Le métier d'élève en situation de handicap ?
Communication de Cornelia Schneider pour l'atelier 9 "Quels rapports entre une sociologie de l'enfance et une sociologie des inégalités ?"
Cornelia Schneider
ATER – CERLIS – Université Paris 5
corneliaschneider@free.fr
L'intégration scolaire des enfants en situation de handicap suscite une réflexion sur ce que le métier d'élève veut dire pour ces enfants-là. Par l'intégration dans une classe, ils accèdent à une scolarité « normale » qui, dès le départ, ne peut pas être « normale », car l'intégration exige de tous les acteurs des pratiques, des réflexions et des représentations qui sortent du cadre de la scolarité telle qu'on la conçoit communément aujourd'hui.
Le fonctionnement qui se construit autour de l'intégration individuelle d'un enfant en situation de handicap (comme l'intégration à temps partiel, des intervenants thérapeutiques, ou des problèmes d'accessibilité) semble être loin d'une construction du métier d'élève telle qu'on peut la concevoir de manière courante : « La scolarité étant l'occupation principale de l'enfance, on peut donc, estime-t-il, utiliser ce terme de métier d'élève en l'articulant aux notions de curriculum caché et de curriculum réel, car il s'agit pour l'enfant de ‘devenir l'indigène de l'institution scolaire' en acquérant la compétence du membre de la tribu. » (Sirota 1998, p. 18). Est-ce le cas pour des enfants en situation de handicap ? Est-ce qu'il est dans la mesure d'acquérir cette compétence, est-ce qu'on le laisse l'acquérir ? Comment s'articule le métier d'élève et le métier d'enfant pour un enfant dont la vie quotidienne se compose d'une multitude d'activités qui sortent du cadre d'une scolarité et d'une vie d'enfant ordinaires ?
Dans une étude publié en Grande-Bretagne (Watson et al., 1999), les auteurs ont constaté que les enfants en situation de handicap se plaignaient de la trop grande présence d'adultes-experts autour d'eux, ce qui les empêchait de construire des relations avec leurs pairs. Cette présence continue de personnel spécialisé qui a pour but de soutenir l'enfant en situation de handicap, devient un poids pour celui-ci.
Dans ma communication, je présenterai le cas de Sébastien, un élève en situation de handicap intégré dans une école ordinaire depuis quelques mois.
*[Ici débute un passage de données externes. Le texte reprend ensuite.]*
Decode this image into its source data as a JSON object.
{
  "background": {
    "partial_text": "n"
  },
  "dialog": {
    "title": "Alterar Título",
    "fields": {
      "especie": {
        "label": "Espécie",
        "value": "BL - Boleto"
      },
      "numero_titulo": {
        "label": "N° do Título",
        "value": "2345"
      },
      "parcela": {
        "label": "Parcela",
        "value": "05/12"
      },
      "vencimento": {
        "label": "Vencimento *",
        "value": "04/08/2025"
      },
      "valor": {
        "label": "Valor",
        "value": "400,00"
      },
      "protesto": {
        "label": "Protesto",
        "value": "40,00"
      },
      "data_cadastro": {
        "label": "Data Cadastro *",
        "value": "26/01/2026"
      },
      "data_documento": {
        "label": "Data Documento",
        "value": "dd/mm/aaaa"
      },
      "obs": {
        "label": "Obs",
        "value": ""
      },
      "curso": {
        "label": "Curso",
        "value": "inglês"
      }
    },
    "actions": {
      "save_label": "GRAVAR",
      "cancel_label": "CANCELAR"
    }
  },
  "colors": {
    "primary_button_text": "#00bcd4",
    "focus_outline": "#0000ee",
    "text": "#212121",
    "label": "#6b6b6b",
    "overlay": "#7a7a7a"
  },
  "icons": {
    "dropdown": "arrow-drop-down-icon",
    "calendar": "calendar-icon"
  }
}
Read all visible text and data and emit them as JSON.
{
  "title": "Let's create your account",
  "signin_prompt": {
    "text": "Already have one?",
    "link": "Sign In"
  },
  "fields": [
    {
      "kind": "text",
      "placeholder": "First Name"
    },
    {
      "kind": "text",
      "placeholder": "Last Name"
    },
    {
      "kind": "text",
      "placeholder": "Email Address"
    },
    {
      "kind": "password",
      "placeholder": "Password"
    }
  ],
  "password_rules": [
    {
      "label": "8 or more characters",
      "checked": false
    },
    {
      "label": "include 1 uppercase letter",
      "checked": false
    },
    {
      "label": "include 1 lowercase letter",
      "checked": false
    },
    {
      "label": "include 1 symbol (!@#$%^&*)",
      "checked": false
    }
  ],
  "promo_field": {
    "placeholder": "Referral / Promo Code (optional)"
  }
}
J'ai pu suivre l'évolution de son statut au sein de la classe au cours d'une année scolaire à travers des questionnaires sociométriques et des entretiens avec lui, avec quelques camarades de classe et avec l'enseignante. On observe que, malgré une intégration jugée positive par les enseignants, Sébastien porte un regard différent sur sa situation. Les moyens qui ont été mis en place pour sa progression (la prise en charge thérapeutique, son inscription dans cette école, l'utilisation d'un ordinateur portable) deviennent des poids qui empêchent Sébastien de construire le métier d'élève tel qu'il le souhaiterait. Il est remarquable d'observer que l'utilisation de l'ordinateur portable devient pour lui une marque de stigmate (Goffman) qu'il essaie de dissimuler afin de ne pas être « discrédité » par ses camarades.
Ces observations font interroger s'il existe un métier d'élève ou d'enfant en situation de handicap qui se construit différemment avec les contraintes supplémentaires que ces enfants subissent. A partir du cas de Sébastien, on pourra se demander si ce « métier » comprend également des techniques de dissimulation de stigmates pour pouvoir devenir un « membre de la tribu ».